My first Sunday in London was a very lazy one. I spent a good two hours over at Speaker's Corner watching my studio art professor, Duane, dressed as an S & M skunk speak about foreign policy. It was odd to see a professor do something like this because all of my professors in the Health and Human Services would actually be offended by his act. They are all just too conservative for my taste, ha. But apparently Duane stayed till around 3 pm speaking with people. I walked around to a couple of other speakers, one reminding me of the character Mrs. Jones from The Happening. She was super frightening and was screaming at the homeless man heckling her. She just kept telling him to not get 'friendly' with her.

After that I made myself a little lunch and attempted to watch Boys Don't Cry on the web. I fell asleep and ended up taking a 3 or 4 hour nap. I'm partially upset with myself for doing so but I needed to. The other night we didn't get back till at least 3:30 am and toured the hell out of London yesterday. I needed that rest otherwise my body may have just pooped out this week.

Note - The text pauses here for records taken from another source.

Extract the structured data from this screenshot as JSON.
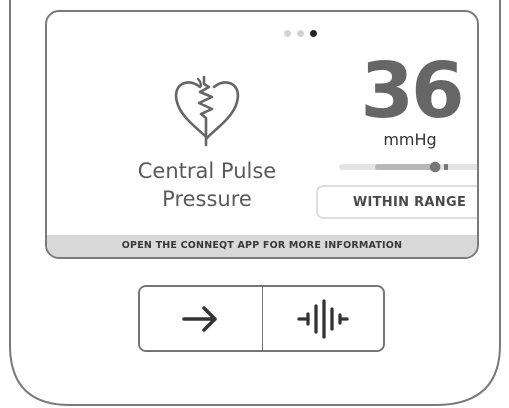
{
  "screen": {
    "page_indicator": {
      "total_pages": 3,
      "active_page": 3
    },
    "metric": {
      "icon": "heart-wave-icon",
      "title_line_1": "Central Pulse",
      "title_line_2": "Pressure",
      "value": "36",
      "unit": "mmHg",
      "range_position": 0.68,
      "status": "WITHIN RANGE"
    },
    "footer": {
      "message": "OPEN THE CONNEQT APP FOR MORE INFORMATION"
    }
  },
  "controls": {
    "left_icon": "right-arrow-icon",
    "right_icon": "waveform-icon"
  },
  "colors": {
    "outline": "#757575",
    "value_text": "#666666",
    "footer_background": "#d8d8d8",
    "status_border": "#dedede",
    "active_dot": "#222222",
    "inactive_dot": "#d3d3d3"
  }
}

After dinner Elodie and I walked around to the souvenir shops, bought some awesome post cards, grabbed an ice cream cone, and headed to Hyde Park to listen to The Police. We heard the very last song of KT Tunstall's concert but heard a great deal of the Police's set. If we walked over to the front gate we could even see the stage and the screens a bit. It was so unreal. I still can't believe that I saw/listened to Eric Clapton and The Police in the past couple days and only a few blocks from my dorm.

I still felt dreadfully homesick today. I'm not homesick for America or Ohio, just for the people. Everyone here is friendly, awesome, and a blast to hang out with but it's so much different to share this experience with a stranger than with my closest friends. Elodie is here but I want everyone else here too. I want to go to pubs with my favorites and I want to listen to Eric Clapton with my dad by my side, I want to tour the galleries with my mom and Mindy, I want to share this with all of them. It breaks my heart that I've made it to Europe before my parents but I have my grandmother to thank for that. I don't think I would be here if I didn't have the inheritance money from her and my grandfather. I wouldn't of let my parents pay for this trip. It's mine because I paid for it. I am still dependent upon them for living expenses while here but I've already decided to pay them back for every cent spent. It's not their job to pay for me anymore. I want to be independent from them. I'm 23 I have to be.

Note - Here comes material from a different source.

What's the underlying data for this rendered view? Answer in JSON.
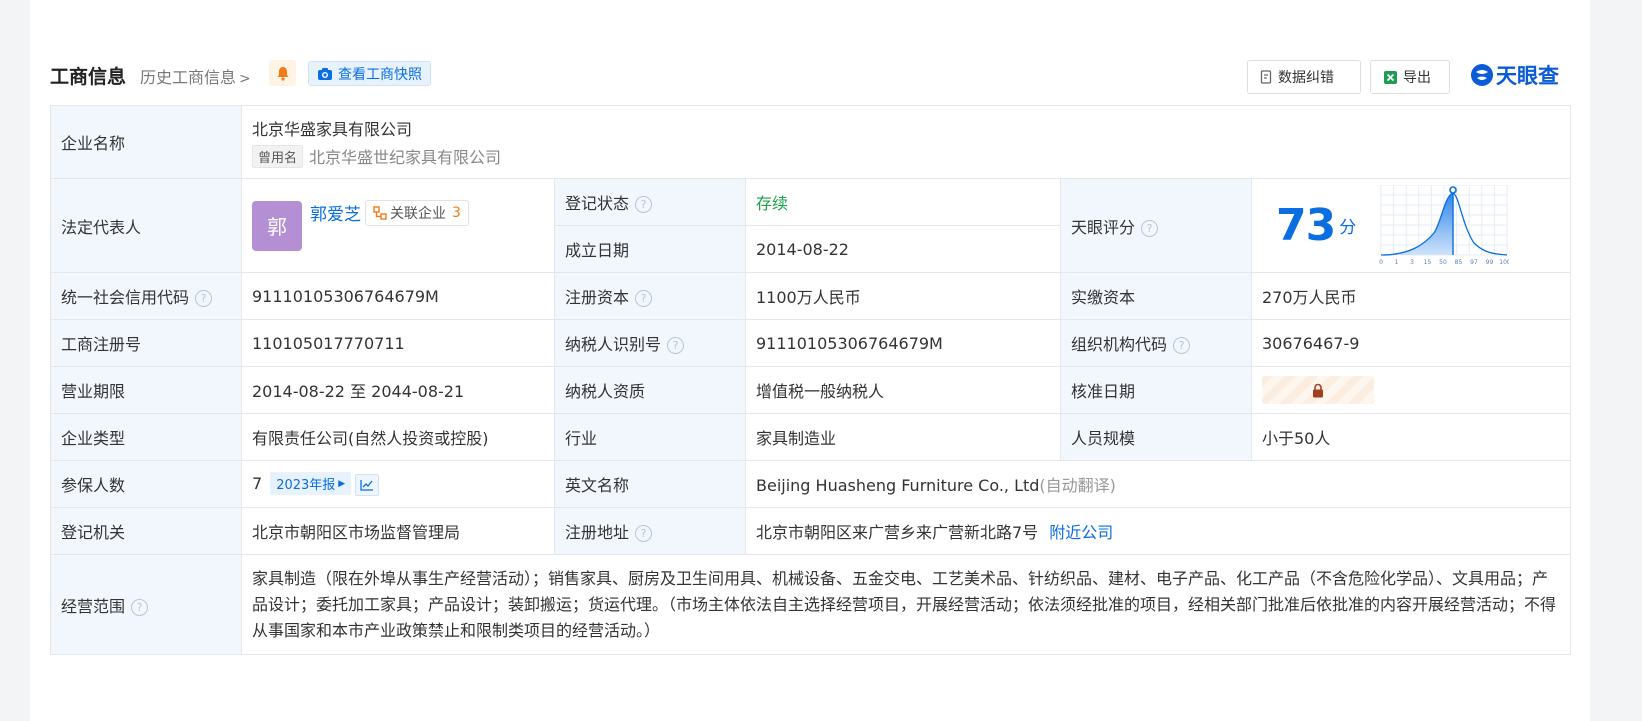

I am also struggling with this figure drawing class. I don't have much faith in what I do. I like some of the stuff I draw but I'll get half way through drawing someone outside or on the tube and give up. I am just losing faith in my abilities to do anything creative. My major never really allowed me to think out of the box. Only counseling did. I hope tomorrow's drawings are better. Elodie likes them, though. But she's not my professor.

I posted pictures on Facebook but they are a bit tiny. I'm not sure why my pictures came out so small on my computer. That's not cool. But they are fun to look at!

Goodnight from Londontown....well Westminster really.